Kommt dann die Synchronisation dazu, dauert es noch ein Weile länger, bis der Steifen sein deutsches Publikum erreicht.
Der Autor des deutschen Dialogbuchs stand im Fall von Budgie Smugglers vor der Frage, das Selbige 1:1 in Wellensittich-Schmuggler zu übersetzen oder einen hierzulande durchaus gleichbedeutendes Wort zu verwenden, das nun weitaus geläufiger ist.

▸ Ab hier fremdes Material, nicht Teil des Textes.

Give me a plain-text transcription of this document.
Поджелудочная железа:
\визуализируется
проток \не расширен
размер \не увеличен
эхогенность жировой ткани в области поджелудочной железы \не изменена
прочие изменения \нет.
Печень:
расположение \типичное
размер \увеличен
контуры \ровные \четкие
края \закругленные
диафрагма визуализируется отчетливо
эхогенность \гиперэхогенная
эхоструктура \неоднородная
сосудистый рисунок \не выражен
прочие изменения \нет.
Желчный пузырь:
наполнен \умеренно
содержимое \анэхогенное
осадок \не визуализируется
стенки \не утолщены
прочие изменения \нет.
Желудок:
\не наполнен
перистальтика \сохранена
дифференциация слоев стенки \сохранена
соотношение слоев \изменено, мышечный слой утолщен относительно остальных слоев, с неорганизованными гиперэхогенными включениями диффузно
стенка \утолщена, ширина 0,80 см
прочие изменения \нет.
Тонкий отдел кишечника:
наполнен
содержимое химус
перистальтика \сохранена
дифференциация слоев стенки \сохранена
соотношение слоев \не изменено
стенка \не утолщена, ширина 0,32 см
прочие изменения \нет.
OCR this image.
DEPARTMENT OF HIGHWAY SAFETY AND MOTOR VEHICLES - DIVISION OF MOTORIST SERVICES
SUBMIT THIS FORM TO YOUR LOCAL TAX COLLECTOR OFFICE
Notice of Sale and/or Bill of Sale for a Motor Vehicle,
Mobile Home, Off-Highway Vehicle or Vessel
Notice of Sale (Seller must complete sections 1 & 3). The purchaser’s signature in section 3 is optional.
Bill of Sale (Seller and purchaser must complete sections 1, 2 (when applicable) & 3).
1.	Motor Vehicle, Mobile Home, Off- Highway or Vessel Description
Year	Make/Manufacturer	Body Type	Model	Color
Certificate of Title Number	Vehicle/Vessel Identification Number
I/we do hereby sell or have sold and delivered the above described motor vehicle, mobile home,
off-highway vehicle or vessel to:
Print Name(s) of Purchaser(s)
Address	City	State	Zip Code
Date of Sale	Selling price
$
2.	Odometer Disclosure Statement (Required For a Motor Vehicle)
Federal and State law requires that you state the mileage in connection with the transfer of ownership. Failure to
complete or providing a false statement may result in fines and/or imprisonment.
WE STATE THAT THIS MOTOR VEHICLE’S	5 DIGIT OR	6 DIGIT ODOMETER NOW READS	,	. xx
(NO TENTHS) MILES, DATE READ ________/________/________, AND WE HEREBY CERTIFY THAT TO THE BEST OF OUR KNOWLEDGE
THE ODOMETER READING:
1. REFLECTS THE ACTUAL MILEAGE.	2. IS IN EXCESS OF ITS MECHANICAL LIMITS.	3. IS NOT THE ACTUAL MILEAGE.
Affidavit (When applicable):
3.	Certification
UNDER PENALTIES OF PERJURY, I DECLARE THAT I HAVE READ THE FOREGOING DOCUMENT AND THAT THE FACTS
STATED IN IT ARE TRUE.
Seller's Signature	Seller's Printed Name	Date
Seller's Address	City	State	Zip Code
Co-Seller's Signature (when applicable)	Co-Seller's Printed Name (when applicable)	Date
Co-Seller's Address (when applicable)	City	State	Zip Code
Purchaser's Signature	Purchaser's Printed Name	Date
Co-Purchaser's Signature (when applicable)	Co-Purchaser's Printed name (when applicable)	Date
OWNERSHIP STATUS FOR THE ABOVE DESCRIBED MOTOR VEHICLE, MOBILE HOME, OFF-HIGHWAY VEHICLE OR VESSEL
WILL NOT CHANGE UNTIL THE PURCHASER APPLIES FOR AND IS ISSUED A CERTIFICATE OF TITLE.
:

Eierkneifer wäre geeignet, denn Budgie Smuggler oder Wellensittich-Schmuggler bezeichnet ebenfalls wie Eierkneifer diese ganz bestimmte Form Männerbadehosen: Knapp geschnitten, eng anliegend. Also die Art Hosen, die überwiegend von der Generation über mir getragen wird, dann aber weniger eng anliegend als lappig, weil über die Jahrzehnte der eingewebte Elasthan brüchig wurde und die Hose weitaus weniger passgenau sitzt als sie vielleicht sollte. Außerdem tragen viele Sportschwimmer Wellensittich-Schmuggler, zumindest, wenn sie sich nicht in eine Jammer pressen, also jene fast knielangen Badehosen, die das Maximum an Körperfläche bedecken, das die Fina in Wettkämpfen zulässt.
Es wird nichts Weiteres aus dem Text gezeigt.